The BNEF forecast shifted the attitude of the utility industry and marketplace “from ‘if’ to ‘how soon’” EVs would come to dominate, he said.
Using the BNEF numbers, the RMI paper reports U.S. EV sales will be 500,000 in 2020, just over 1,000,000 in 2022, and 2,000,000 in 2025. Growth will accelerate because “an EV is a good investment,” Nelder said.
Utility rate design will be crucial to that investment decision, said Jim Lazar, senior advisor at the Regulatory Assistance Project. Once vehicle-to-grid charging technology becomes widespread, the opportunity for EV rate arbitrage will be “virtually unlimited,” he said.
With the proper time-varying rates, an “essentially unlimited” number of EVs could be charged with low-priced power from midday solar generation or nighttime wind and discharge at a profit to EV owners during peak demand periods, he said. “And a lot of utilities are moving toward that.”
But having more EVs on the system could have benefits even for utility customers who do not own them, Lazar said. Higher utility payments from EV owners could help cover a greater proportion of grid costs, lowering bills for everyone else.
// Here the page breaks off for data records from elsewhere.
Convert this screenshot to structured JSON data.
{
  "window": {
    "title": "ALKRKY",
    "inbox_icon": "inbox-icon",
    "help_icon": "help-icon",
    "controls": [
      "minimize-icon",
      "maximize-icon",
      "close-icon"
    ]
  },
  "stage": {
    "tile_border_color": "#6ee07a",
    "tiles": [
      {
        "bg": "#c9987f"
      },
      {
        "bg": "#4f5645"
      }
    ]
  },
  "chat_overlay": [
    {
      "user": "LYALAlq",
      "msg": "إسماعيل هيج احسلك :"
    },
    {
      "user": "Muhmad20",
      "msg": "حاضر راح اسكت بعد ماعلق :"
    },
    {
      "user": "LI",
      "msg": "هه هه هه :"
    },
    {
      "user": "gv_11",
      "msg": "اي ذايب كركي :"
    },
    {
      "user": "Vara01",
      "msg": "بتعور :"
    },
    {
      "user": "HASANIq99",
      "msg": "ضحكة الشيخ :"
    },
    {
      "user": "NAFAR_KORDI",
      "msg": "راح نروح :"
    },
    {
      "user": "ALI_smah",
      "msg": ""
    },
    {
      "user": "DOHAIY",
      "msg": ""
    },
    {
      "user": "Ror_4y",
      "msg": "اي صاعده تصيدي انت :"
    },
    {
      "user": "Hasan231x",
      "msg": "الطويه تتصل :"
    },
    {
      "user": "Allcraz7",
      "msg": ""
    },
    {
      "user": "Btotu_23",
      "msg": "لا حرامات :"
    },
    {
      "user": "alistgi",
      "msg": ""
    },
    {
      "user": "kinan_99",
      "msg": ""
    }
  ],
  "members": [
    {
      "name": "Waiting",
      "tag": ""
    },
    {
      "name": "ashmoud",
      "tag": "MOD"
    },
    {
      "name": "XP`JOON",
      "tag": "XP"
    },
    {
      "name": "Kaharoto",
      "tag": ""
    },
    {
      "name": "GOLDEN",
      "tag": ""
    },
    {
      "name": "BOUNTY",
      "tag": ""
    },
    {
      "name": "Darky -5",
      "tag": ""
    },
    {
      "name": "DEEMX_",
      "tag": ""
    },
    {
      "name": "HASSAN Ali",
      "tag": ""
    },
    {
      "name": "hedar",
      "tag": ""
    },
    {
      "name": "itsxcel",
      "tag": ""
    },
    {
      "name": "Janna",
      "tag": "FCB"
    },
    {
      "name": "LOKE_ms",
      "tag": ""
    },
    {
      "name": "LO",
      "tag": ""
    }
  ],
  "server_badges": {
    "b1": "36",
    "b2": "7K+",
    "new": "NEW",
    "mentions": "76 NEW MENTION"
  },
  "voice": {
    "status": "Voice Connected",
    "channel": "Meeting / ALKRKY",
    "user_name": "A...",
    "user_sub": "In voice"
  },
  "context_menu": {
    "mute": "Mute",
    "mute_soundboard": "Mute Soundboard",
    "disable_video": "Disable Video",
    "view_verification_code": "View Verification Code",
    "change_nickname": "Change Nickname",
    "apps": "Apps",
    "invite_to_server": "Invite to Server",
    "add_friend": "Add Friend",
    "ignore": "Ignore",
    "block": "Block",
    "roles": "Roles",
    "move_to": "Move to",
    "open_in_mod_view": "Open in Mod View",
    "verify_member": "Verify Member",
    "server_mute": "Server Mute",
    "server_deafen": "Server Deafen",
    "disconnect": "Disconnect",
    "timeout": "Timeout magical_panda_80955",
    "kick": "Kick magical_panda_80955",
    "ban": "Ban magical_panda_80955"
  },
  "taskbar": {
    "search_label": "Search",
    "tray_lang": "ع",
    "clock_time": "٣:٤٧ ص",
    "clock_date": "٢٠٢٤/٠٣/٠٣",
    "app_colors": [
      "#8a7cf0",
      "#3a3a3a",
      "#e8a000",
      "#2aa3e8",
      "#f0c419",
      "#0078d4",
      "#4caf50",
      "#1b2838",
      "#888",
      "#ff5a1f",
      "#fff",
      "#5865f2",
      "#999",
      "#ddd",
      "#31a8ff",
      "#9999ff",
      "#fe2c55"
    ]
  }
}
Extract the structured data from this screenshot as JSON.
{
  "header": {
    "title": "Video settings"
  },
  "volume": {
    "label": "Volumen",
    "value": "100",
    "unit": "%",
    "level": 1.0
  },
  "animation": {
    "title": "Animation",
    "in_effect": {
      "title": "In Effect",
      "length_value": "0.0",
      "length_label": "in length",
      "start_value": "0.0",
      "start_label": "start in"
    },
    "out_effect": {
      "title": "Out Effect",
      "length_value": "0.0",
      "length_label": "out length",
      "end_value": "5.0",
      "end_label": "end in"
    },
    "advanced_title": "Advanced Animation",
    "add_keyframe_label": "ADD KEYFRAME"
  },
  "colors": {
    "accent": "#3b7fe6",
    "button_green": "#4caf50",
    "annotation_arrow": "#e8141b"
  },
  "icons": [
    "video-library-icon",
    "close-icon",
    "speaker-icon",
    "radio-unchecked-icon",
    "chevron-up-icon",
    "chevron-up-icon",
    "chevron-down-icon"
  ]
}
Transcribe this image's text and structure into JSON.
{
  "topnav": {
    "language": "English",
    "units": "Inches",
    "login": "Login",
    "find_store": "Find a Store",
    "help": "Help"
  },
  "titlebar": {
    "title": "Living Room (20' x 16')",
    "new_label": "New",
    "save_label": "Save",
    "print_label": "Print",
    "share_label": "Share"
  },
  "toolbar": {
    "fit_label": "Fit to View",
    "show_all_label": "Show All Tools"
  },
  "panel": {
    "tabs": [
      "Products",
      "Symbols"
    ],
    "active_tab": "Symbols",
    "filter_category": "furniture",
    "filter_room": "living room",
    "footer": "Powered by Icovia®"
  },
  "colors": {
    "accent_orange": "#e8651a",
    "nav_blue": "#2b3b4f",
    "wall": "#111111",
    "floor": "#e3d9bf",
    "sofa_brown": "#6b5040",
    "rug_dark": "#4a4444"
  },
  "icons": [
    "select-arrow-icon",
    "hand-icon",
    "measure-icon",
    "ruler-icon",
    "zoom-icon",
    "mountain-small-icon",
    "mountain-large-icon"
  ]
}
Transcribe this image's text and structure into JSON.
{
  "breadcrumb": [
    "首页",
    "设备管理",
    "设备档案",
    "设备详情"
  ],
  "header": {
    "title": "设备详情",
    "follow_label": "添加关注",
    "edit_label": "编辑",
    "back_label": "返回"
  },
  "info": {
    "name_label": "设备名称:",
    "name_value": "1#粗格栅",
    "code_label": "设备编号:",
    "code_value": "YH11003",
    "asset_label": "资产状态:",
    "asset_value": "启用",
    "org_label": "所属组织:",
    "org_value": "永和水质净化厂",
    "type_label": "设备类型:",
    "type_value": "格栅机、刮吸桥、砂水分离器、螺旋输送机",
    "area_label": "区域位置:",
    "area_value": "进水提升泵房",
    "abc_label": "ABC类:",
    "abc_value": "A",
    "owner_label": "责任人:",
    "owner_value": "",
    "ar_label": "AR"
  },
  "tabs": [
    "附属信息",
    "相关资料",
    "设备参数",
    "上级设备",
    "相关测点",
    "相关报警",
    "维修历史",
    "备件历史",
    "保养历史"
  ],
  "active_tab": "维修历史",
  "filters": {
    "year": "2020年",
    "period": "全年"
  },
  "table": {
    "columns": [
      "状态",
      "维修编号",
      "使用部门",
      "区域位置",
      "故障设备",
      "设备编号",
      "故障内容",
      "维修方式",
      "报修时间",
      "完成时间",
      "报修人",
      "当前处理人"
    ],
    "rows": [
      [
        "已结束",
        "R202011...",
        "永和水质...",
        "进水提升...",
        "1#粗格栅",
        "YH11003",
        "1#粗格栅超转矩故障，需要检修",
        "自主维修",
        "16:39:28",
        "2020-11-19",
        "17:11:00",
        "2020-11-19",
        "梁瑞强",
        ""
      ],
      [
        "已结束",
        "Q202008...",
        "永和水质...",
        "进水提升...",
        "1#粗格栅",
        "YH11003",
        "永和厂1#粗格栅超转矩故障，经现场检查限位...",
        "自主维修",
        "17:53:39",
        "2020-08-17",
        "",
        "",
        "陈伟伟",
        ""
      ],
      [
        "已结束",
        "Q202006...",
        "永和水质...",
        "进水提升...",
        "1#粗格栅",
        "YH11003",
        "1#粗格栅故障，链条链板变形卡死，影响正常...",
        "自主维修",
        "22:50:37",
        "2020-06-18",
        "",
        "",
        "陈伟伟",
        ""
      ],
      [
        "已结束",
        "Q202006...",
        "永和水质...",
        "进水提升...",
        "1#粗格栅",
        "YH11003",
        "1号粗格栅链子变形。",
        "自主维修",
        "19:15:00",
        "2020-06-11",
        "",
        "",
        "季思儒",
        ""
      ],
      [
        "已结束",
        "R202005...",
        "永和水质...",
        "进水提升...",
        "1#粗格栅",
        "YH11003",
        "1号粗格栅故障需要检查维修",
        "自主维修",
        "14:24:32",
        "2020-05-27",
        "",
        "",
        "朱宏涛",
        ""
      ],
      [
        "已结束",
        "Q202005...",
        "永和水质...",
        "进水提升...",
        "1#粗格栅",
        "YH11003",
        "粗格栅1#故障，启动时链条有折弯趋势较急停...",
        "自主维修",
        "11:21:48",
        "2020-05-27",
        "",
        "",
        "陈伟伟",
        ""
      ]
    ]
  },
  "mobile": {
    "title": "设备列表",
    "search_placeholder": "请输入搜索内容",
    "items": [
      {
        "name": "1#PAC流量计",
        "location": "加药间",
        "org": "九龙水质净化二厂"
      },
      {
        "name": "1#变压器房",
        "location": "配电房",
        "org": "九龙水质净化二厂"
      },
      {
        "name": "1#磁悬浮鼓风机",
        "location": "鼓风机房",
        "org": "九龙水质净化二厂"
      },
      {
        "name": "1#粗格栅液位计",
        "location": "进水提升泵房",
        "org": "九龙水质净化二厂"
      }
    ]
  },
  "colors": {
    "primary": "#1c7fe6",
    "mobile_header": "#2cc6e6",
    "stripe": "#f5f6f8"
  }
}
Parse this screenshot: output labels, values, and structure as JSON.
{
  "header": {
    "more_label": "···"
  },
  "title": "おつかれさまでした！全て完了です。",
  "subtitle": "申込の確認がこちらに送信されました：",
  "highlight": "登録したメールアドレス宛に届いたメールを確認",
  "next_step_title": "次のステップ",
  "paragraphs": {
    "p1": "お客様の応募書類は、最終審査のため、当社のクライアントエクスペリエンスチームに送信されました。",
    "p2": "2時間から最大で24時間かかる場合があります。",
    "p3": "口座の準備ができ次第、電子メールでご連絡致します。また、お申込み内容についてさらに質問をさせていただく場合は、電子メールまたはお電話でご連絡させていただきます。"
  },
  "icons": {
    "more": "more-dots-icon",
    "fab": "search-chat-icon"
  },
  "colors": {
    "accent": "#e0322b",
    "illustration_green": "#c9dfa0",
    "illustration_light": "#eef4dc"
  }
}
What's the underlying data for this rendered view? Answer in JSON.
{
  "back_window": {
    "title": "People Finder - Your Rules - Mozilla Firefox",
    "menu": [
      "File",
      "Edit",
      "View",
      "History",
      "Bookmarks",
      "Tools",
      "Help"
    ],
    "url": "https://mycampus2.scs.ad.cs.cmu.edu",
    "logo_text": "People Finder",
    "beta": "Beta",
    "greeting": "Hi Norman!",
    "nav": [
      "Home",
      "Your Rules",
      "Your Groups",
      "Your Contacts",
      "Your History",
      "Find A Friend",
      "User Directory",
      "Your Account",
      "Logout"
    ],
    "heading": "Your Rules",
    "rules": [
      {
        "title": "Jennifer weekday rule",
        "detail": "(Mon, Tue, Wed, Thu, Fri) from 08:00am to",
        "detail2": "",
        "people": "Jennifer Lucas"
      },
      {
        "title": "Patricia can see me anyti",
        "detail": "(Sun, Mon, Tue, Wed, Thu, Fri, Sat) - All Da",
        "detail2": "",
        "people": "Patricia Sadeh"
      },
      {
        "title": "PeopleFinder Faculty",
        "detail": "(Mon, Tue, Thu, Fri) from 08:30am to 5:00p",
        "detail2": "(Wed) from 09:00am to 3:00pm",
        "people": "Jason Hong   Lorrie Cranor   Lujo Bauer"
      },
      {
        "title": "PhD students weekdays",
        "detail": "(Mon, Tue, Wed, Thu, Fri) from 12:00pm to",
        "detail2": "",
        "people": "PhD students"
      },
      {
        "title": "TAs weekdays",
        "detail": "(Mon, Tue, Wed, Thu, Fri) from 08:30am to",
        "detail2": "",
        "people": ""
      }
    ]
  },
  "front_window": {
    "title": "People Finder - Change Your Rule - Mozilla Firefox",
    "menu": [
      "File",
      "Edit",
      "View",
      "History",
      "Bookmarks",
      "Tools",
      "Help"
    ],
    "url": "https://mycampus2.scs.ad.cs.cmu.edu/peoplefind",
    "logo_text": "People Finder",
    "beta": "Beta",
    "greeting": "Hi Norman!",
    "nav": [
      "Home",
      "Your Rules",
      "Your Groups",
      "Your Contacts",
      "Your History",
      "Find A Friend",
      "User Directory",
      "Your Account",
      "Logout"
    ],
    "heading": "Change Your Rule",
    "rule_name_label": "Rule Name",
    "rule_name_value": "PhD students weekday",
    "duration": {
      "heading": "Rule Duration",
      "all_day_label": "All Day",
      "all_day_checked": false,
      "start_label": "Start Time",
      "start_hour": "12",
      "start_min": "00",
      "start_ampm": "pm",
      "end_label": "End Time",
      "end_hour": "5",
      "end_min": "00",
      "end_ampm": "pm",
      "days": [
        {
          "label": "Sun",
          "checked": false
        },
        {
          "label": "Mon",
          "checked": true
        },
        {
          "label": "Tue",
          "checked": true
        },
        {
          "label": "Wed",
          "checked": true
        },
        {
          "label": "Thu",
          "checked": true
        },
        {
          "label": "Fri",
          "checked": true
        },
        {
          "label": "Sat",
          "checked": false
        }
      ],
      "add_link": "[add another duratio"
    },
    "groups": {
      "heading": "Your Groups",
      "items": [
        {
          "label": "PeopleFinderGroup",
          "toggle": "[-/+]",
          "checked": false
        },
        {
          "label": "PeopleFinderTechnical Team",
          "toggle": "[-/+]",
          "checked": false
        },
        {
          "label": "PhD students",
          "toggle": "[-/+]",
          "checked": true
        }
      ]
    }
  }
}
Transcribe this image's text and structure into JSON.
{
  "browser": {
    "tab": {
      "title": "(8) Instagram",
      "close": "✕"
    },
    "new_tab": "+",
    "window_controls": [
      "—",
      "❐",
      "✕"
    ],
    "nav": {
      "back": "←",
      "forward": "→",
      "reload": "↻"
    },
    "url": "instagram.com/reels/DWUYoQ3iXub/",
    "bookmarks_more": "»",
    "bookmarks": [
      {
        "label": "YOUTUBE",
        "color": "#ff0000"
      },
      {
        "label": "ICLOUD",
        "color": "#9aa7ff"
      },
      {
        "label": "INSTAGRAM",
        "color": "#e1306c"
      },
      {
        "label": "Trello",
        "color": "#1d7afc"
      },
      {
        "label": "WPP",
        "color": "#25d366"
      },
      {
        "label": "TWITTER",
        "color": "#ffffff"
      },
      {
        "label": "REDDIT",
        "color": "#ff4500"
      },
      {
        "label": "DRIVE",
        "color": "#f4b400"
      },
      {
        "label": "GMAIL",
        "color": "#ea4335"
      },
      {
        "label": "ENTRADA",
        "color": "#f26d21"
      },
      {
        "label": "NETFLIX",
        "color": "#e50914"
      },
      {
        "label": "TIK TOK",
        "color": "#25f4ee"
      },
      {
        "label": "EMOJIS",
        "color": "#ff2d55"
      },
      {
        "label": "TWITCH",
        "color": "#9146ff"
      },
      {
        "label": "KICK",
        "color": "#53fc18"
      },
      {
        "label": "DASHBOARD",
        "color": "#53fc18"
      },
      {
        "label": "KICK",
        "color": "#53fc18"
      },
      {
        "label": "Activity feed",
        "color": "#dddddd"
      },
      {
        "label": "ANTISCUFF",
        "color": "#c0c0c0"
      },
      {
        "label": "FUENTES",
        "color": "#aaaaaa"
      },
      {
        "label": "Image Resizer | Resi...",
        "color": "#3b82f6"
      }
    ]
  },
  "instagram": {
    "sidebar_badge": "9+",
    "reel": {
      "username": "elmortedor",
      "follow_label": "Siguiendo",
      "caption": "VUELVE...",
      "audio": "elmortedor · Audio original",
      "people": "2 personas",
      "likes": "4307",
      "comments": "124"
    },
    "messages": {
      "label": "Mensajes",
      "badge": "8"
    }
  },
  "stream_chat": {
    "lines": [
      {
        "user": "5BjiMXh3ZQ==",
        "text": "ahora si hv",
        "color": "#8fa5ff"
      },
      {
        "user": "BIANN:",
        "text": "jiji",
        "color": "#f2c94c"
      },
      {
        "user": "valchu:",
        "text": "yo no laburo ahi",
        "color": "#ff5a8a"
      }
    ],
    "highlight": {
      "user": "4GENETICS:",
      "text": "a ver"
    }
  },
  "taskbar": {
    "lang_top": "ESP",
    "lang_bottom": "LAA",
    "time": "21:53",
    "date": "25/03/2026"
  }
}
That “ratepayer benefit,” Lazar said “depends on getting people to charge when demand on the grid is low.” That, in turn, depends on time-varying rates, or TVR.
“Without TVR, much of the benefit is limited to EV drivers,” Lazar said. “With TVR, non-EV-driving ratepayers also benefit.”
If utilities continue to move toward TVR, assumptions about EV growth are likely to be correct, Lazar said, “and we will need charging infrastructure.”
“That leads to a discussion about rates and infrastructure ownership,” he said.
Barriers to deployment
The single biggest threat to realizing the benefits of the forecasted EV adoption is inadequate charging infrastructure, Nelder said.
The vast majority of EV charging — up to 85% — is now done at home with level one (L1) 120-volt outlets. That takes 10 hours or more. The bulk of the charging will likely evenutally be done at homes, workplaces, and commercial and public venues through level 2 (L2) 240-volt chargers that can provide 80 miles of range in 2 hours to 5 hours.
A small proportion of EV charging will be done through DC fast chargers (DCFC), which draw 240 volts and can provide 80 miles of range in 3 minutes to 24 minutes.
DCFCs are expensive and costs will likely keep them from wide deployment, Lazar said, but “a limited number is necessary for long distance drives.”
Getting those chargers deployed is likely to be a challenge. Because DCFCs can use 50 kW to 400 kW, they can cause a sharp spike in an otherwise low utilization profile. That drives up the demand charge for DCFC owners, so much that the use of DCFCs is typically uneconomic today.